[lbo-talk] National Accounts (Was Primitive Accumulation)

Paul paul_ at igc.org
Wed Dec 13 16:28:50 PST 2006


Doug H. writes:
>Every quarter, when the flow of funds accounts come out, I take NIPA
>profits and divide them by the capital stock to come up with a rate
>of profit. It peaked in 1966, fell into the early 1980s, rose to a
>peak in 1997, fell some in the bust, and is now back close to the
>1997 level, which is just a little below the 1966 peak. So this
>highly orthodox (in the bourgeois sense) method matches the early
>part of the S&T story.

Er..no. Shaikh and Tonak tell a very different story and that is really the point. I really do suggest one goes back to the book for the references I gave earlier. See for example the graph on page 128 (it is very clear), or the table 5.8 that goes with it, or the 4 pages of "Conclusions" I recommended. It is pretty much the same story that Dumenil&Levy, Mosely, Mohun (see his 2005 CJE article for a modification of S&T) and the others using marxian versions of national accounts. One may or may not agree with the story these various authers tell ...but that is an entirely different question.
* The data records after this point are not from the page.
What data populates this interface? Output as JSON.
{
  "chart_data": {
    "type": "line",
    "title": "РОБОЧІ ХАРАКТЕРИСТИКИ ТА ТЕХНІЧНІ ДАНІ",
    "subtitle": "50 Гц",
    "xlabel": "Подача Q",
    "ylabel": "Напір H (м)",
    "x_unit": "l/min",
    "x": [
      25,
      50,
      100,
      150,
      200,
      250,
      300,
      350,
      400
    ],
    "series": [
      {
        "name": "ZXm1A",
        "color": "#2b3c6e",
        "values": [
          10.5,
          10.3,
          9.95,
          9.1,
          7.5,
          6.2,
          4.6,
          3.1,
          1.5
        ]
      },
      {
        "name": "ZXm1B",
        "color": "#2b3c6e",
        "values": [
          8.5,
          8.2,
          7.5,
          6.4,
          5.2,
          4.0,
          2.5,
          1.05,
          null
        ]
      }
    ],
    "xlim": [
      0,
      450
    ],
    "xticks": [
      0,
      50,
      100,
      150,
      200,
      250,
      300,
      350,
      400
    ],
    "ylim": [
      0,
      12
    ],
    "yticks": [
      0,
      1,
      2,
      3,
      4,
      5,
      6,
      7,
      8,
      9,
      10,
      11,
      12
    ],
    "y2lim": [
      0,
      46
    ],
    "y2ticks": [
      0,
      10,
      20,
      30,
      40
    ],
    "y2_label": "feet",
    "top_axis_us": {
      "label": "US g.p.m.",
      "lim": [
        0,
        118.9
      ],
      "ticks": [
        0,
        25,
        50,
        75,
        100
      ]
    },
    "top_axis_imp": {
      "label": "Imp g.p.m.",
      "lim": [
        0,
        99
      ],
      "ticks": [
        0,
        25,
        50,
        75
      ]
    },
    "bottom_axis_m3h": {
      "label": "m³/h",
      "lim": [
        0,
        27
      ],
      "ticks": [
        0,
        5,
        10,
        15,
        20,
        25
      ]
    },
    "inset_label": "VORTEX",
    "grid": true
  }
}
Their story is one of a secular decline since the end of WWII -- NOT a peak in 1966. The difference in data matters enormously when one then turns to *explaining* the data. For example - just one example - the marxian version is consistent with (but certainly doesn't clinch) a "tendancy for the rate of profit to fall" (TRPF) theory. Doug's calculation would largely refute such a theory...and might also refute several other alternative explanations.

Now before one cries "the fix is in" (I am thinking of the DH comment below), I should point out that other researchers who *reject* the TRPF such as Ed Wolff of NYU use a similar (i.e. marxian or classical) methodology, get similar profit rates as S&T -- BUT then have very different explanations (see Wolff's 2003 CJE article or his other earlier writings). Tom Weiskopf (1979), Tom Michl (1988) would be similar examples. Most people in this category find similar profit rates but not a rising rate of organic composition of capital which is required for the TRPF story.
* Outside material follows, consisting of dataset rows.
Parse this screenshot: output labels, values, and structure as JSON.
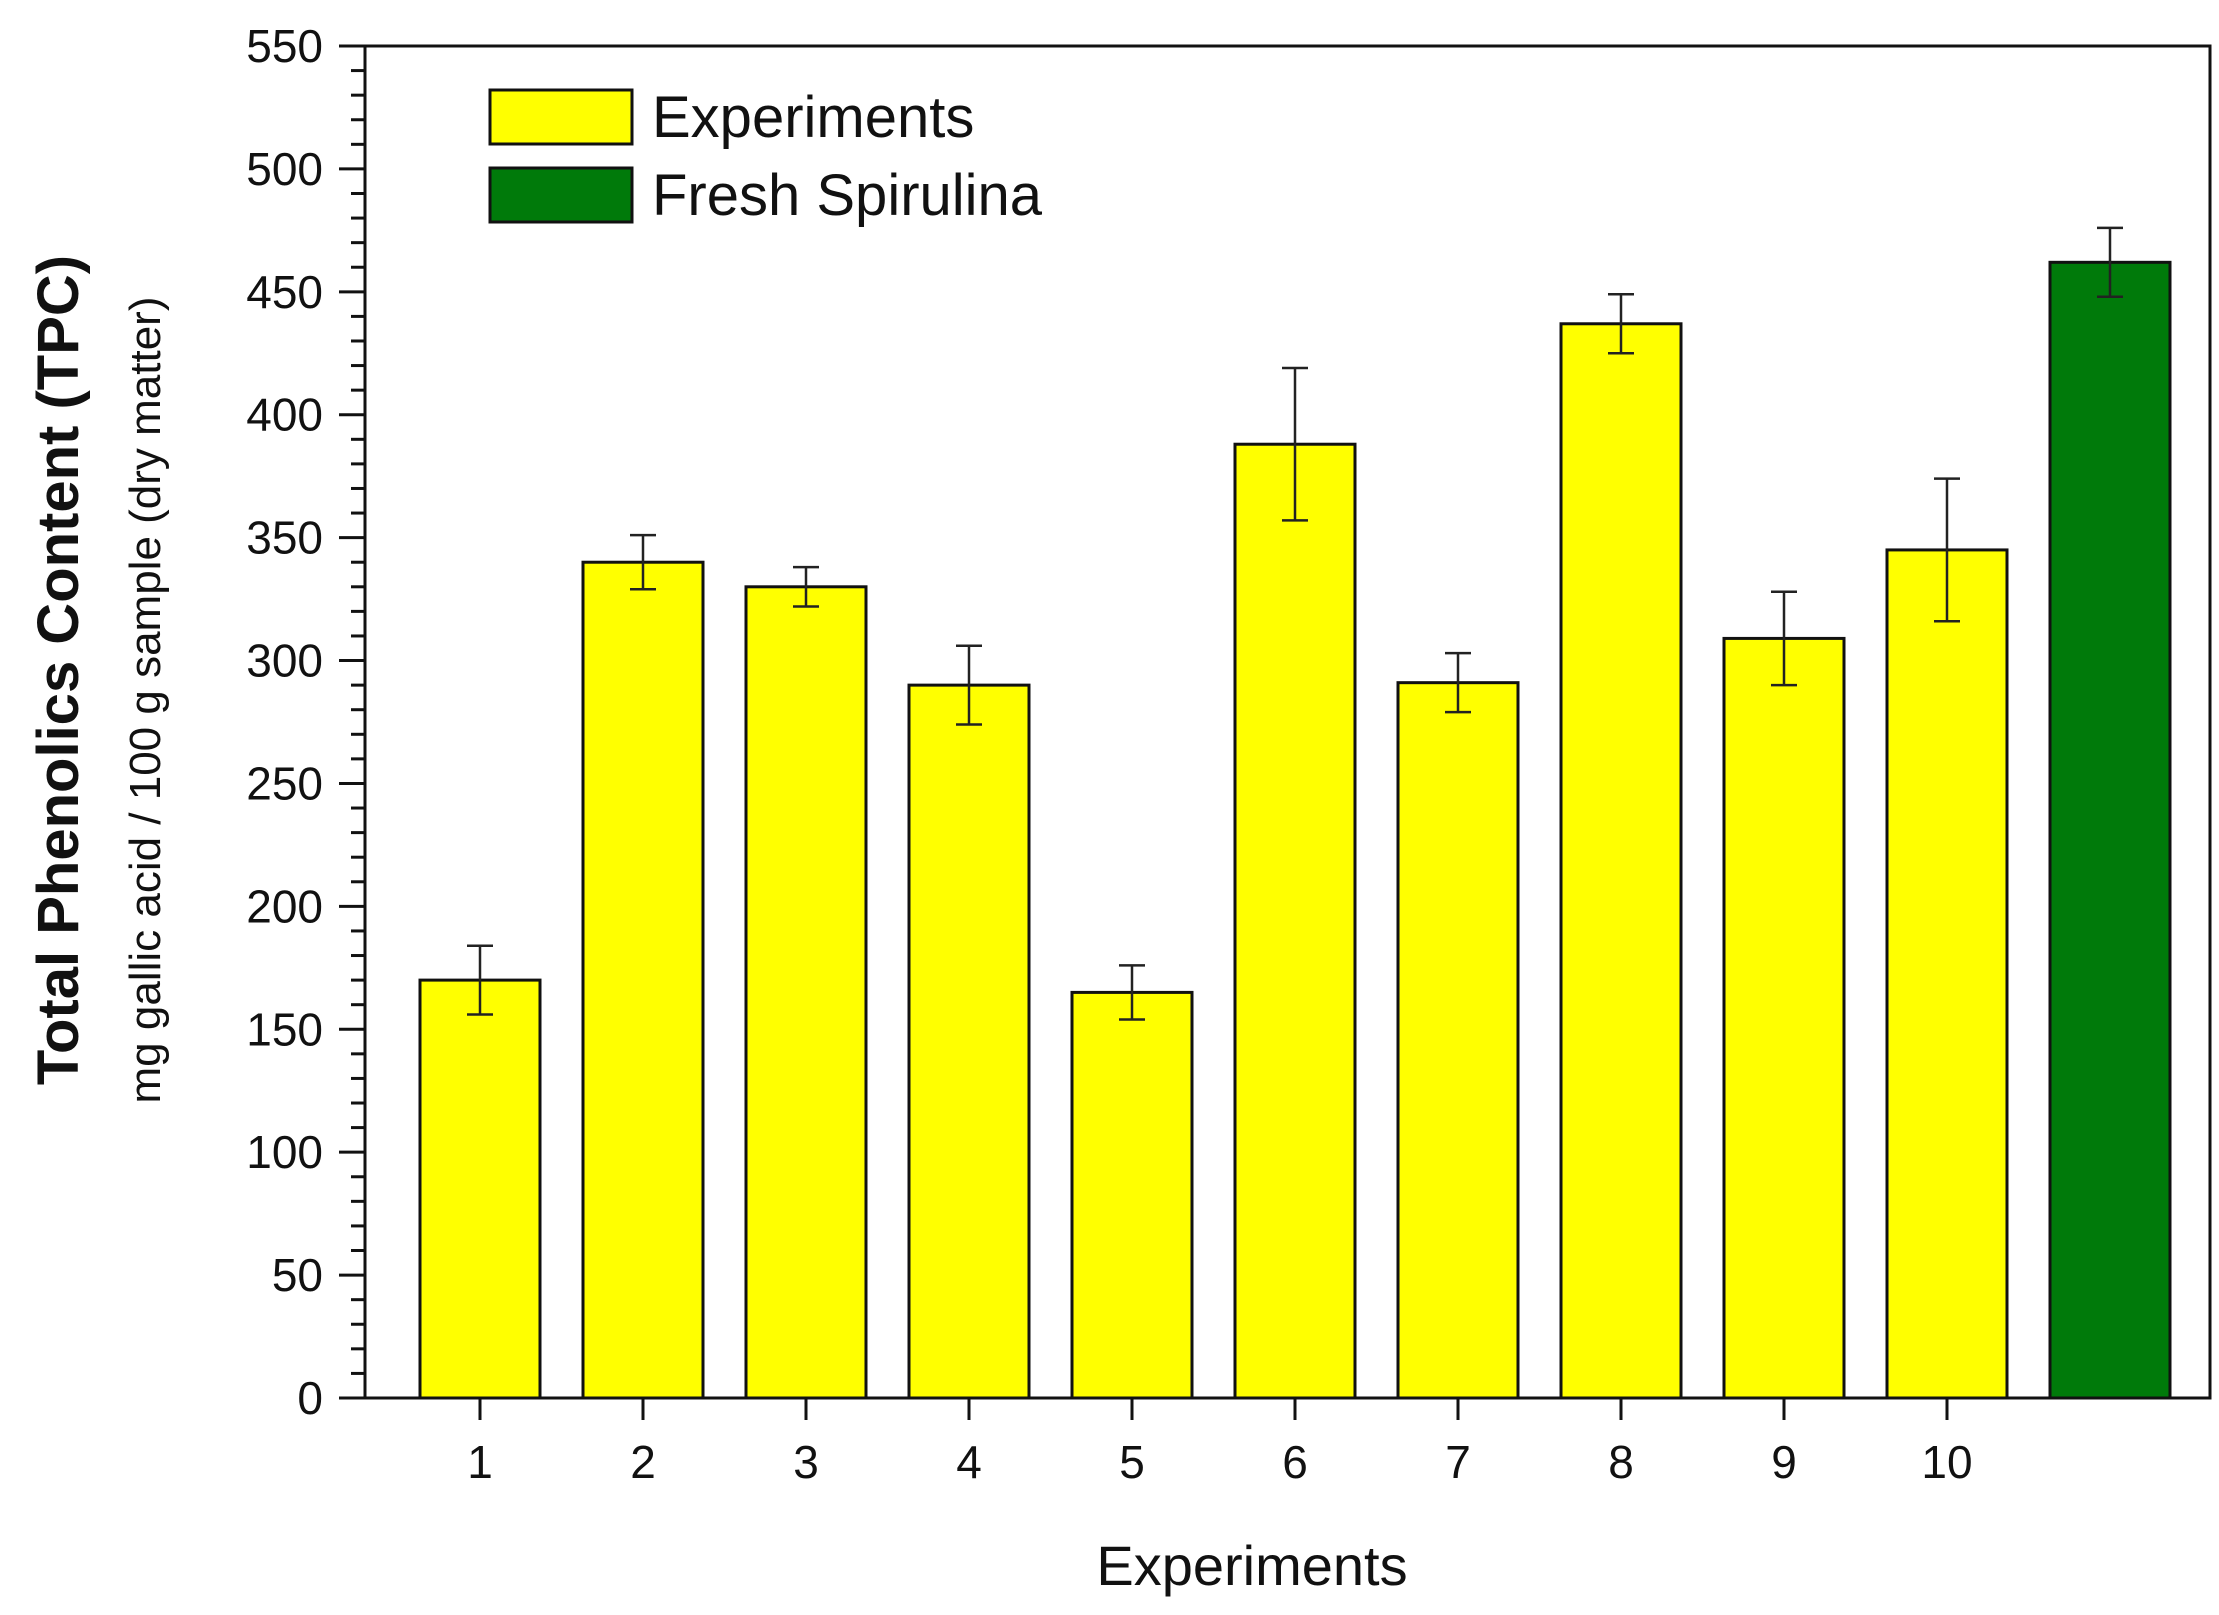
{
  "chart_data": {
    "type": "bar",
    "title": "",
    "xlabel": "Experiments",
    "ylabel": "Total Phenolics Content (TPC)",
    "ylabel_sub": "mg gallic acid / 100 g sample (dry matter)",
    "ylim": [
      0,
      550
    ],
    "yticks": [
      "0",
      "50",
      "100",
      "150",
      "200",
      "250",
      "300",
      "350",
      "400",
      "450",
      "500",
      "550"
    ],
    "y_minor_step": 10,
    "legend": {
      "position": "top-left"
    },
    "series": [
      {
        "name": "Experiments",
        "color": "#FFFF00",
        "categories": [
          "1",
          "2",
          "3",
          "4",
          "5",
          "6",
          "7",
          "8",
          "9",
          "10"
        ],
        "values": [
          170,
          340,
          330,
          290,
          165,
          388,
          291,
          437,
          309,
          345
        ],
        "errors": [
          14,
          11,
          8,
          16,
          11,
          31,
          12,
          12,
          19,
          29
        ]
      },
      {
        "name": "Fresh Spirulina",
        "color": "#007A0A",
        "categories": [
          ""
        ],
        "values": [
          462
        ],
        "errors": [
          14
        ]
      }
    ]
  }
}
>But the rate of profit seems to have risen a lot since S&T did their
>work (though maybe they could define that increase away with the
>proper adjustments).

Now, now. In defense against cynicism I should point out that these people have precisely pointed out the shaky rise in recent profit rates numerous times (see for example Dumenil&Levy: their recent book or their 2004 paper in the RRPE on U.S. profit rates; the several macro papers of Shaikh at Levy (sometimes co-authored with Wynn Goodley a Cambridge economist or with Papadimitriou a post-Keynsian; or Simon Mohun 2005CJE)


> Yet the share of "unproductive" labor has
>undoubtedly increased. As I recall, Shaikh does not want to believe
>the profit decline was caused by labor getting a bit of an edge in
>the class struggle in the 60s and 70s (the explanation that makes
>sense to me), so he's looking for a non-squeeze explanation of the
>profit decline. But if the profit rate has increased - and everything
>you can see in the U.S. economy says it has - then this would be
>support for the class struggle theory of the profit rate, since labor
>has been smashed and capital runs free.

Again, I recommend reading their writings on this subject. Dumenil&Levy, for example, argue in their recent book that things did happen "deep" in the capital stock during the post war period to cause a long run decline in the rate of profit (classic falling rate of profit)... BUT they go on to argue that this lead to the stagflation years which in turn lead to the decline of labor/class struggle to which Doug refers. Does one need to see just one thing going on at a time and during all periods?

After all the $1 million question is what will happen next? And for that I think one DOES need to delve into the National Accounts from more than just a neo-classical perspective.